I like watching my movies in full screen with WMP but it has this ugly lime green border that distracts you from the movie/video. Is there anyway to change this?


----------



## LeathalGeek (Jun 21, 2007)

you could probably re-skin the looks of it to whatever suits you


----------



## Couriant (Mar 26, 2002)

I've never seen a green border. Is it with all videos, including DVDs if you have a player?


----------



## kath100 (Aug 20, 2003)

Right click on the upper border of WMP then work through the menu as shown in the screen shot...


----------



## absolutezero1287 (May 23, 2007)

That only worked for changing the color of the actual player. It changed the color of the buttons. I'm running Windows Vista. It's the Media Player that Vista brings that has this booger green border.


----------



## Couriant (Mar 26, 2002)

OK,

Go to Tools > Options > Performance tab. Uncheck Display Full Screen Control. That will remove the bars when in Full Screen.


----------



## absolutezero1287 (May 23, 2007)

Didn't work either. I tried to change the border color (even though it was already black) and it changed the color of the player in normal mode but not in fullscreen mode.


----------



## Couriant (Mar 26, 2002)

absolutezero1287 said:


> That only worked for changing the color of the actual player. It changed the color of the buttons. I'm running Windows Vista. It's the Media Player that Vista brings that has this booger green border.

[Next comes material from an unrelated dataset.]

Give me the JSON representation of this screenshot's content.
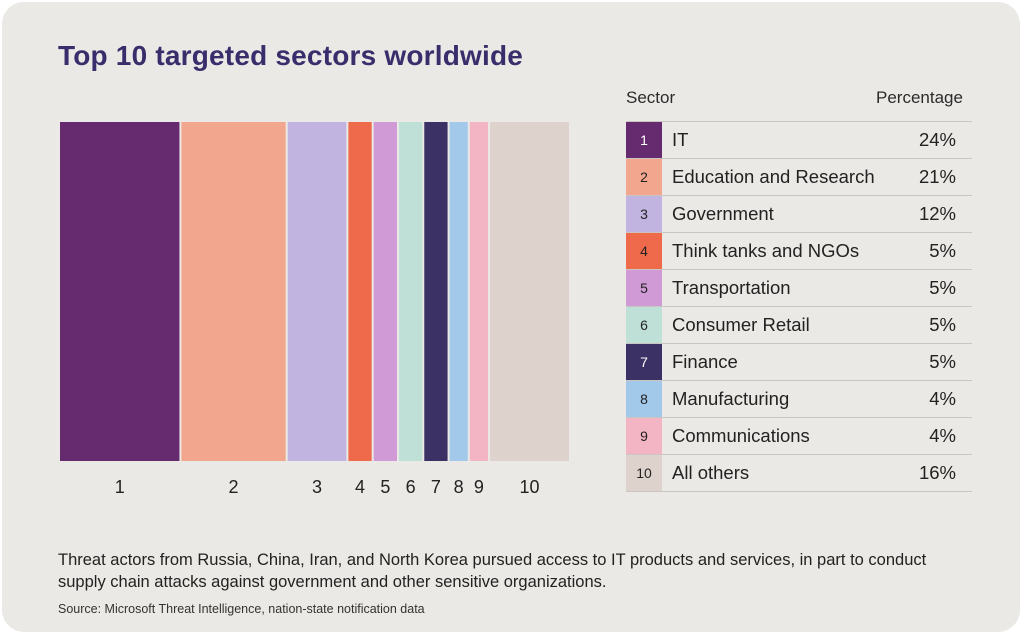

That's the widescreen bars... I would think its a codec thing, or perhaps that's how your video card/computer shows it. I have vista and no green bars on my 16:9 video.


----------



## absolutezero1287 (May 23, 2007)

I'm not sure if it's a codec thing. I've got the latest DirectX codec and all my AVIs play fine. Except for the green border. My video card is an Intel 82845g it's not able to play high end games but for viewing videos I haven't had any problems...except for the green border. But if it is a video card problem than why is it only happening in Windows Media Player?


----------



## Couriant (Mar 26, 2002)

well if it is just WMP then it is a WMP problem. I just don't know what because I don't have that problem.

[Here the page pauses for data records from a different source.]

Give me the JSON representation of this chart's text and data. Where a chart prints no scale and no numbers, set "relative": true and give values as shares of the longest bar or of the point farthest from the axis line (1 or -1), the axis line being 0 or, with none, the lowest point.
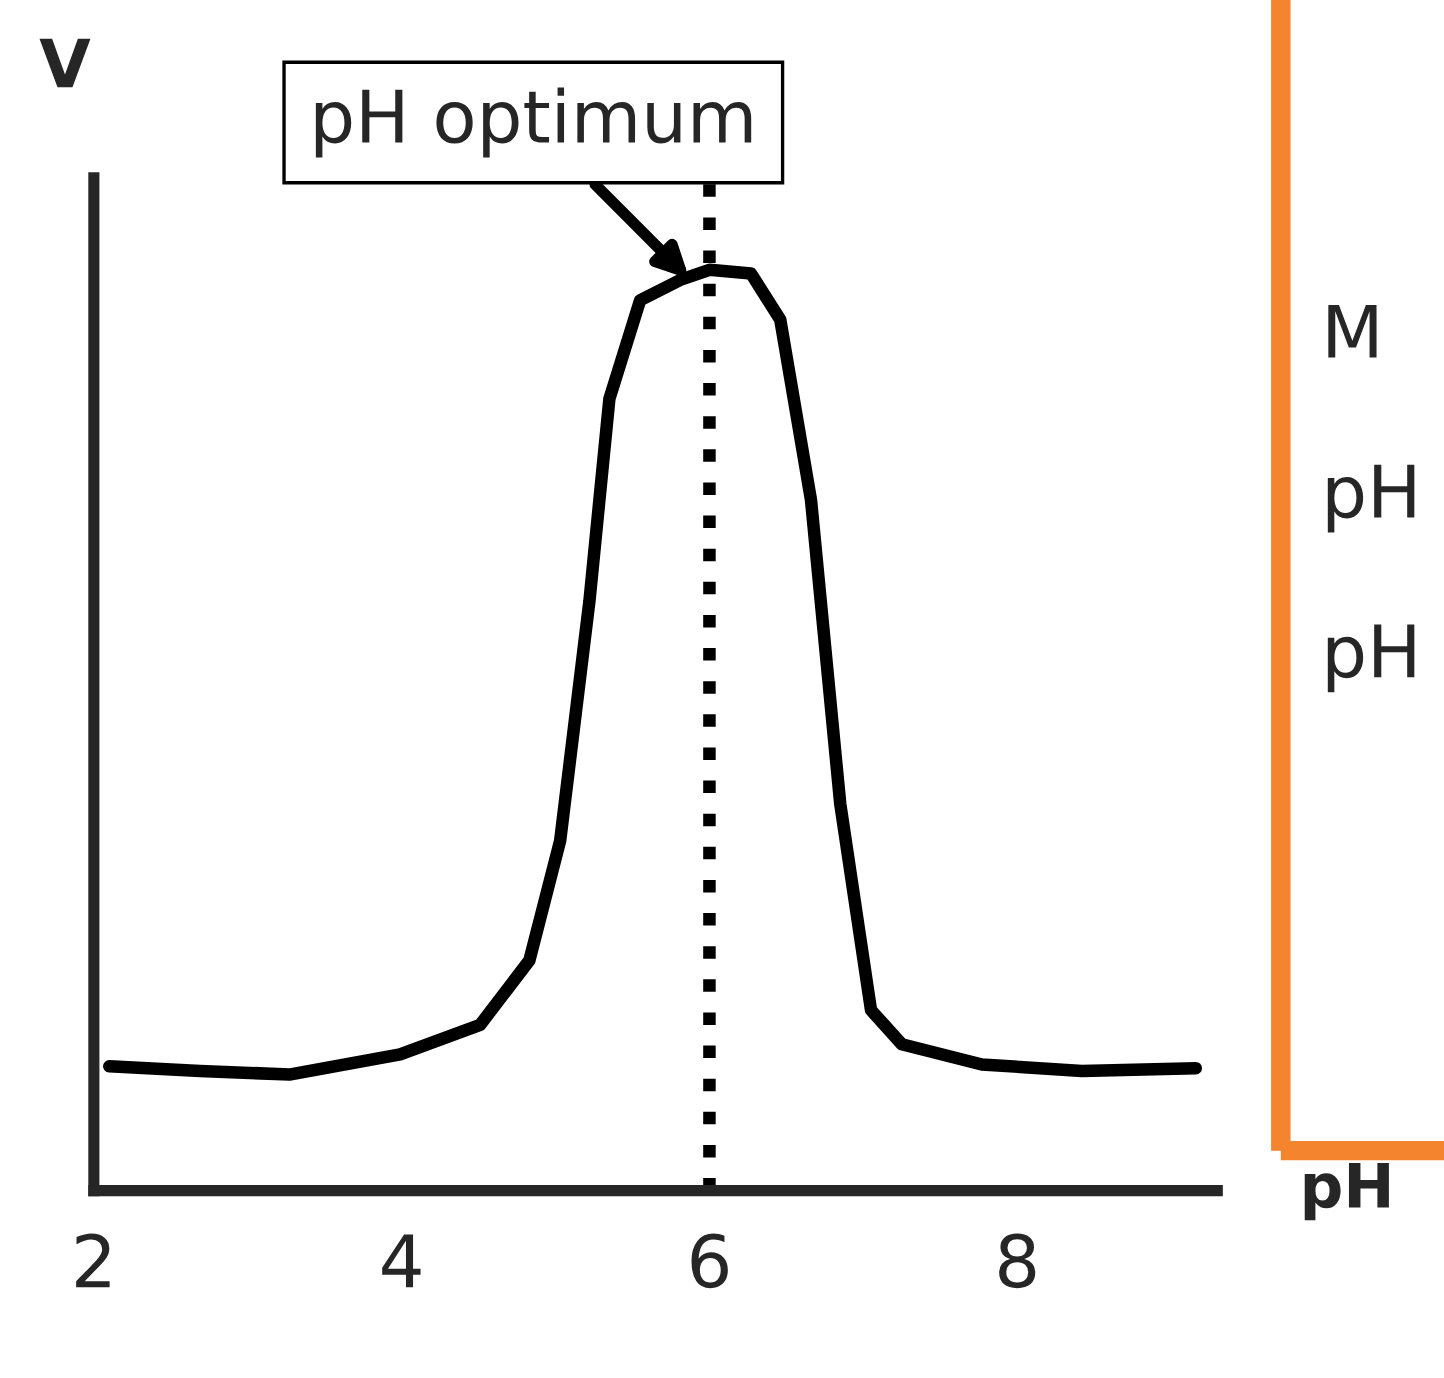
{
  "chart_data": {
    "type": "line",
    "xlabel": "pH",
    "ylabel": "V",
    "relative": true,
    "x": [
      2.1,
      2.69,
      3.27,
      3.99,
      4.51,
      4.83,
      5.03,
      5.22,
      5.35,
      5.55,
      5.81,
      6.0,
      6.27,
      6.46,
      6.66,
      6.85,
      7.05,
      7.25,
      7.77,
      8.42,
      9.16
    ],
    "series": [
      {
        "color": "#000000",
        "values": [
          0.135,
          0.13,
          0.126,
          0.148,
          0.18,
          0.25,
          0.38,
          0.64,
          0.86,
          0.967,
          0.989,
          1.0,
          0.996,
          0.946,
          0.75,
          0.42,
          0.196,
          0.159,
          0.137,
          0.13,
          0.133
        ]
      }
    ],
    "xlim": [
      2,
      9.3
    ],
    "xticks": [
      2,
      4,
      6,
      8
    ],
    "marker": "none",
    "line_style": "solid",
    "grid": false,
    "ref_lines": [
      {
        "axis": "x",
        "value": 6,
        "color": "#000000",
        "line_style": "dotted"
      }
    ],
    "annotations": [
      {
        "text": "pH optimum",
        "x": 5.87,
        "y": 0.99
      },
      "M",
      "pH",
      "pH"
    ]
  }
}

But it has to do with the Widescreen video.


----------



## absolutezero1287 (May 23, 2007)

I don't use WMP anymore. VLC's the one for me


----------



## mazumbado9 (Aug 16, 2007)

Ok i don't know if you managed to solve the problem, but here's how I solved it in my case:
My WMP is in spanish, but you have to go to a tab that's probably labeled "Performance" and at the very bottom you'll find an option to change the frame color. Hope that helps.


----------



## Fuith (Aug 20, 2007)

Right-click on the top of WMP. Go to Tools -> Options. Click on the performance tab, click on Advanced at the bottom. On the right hand side there's an option to change border colour, this should work.


----------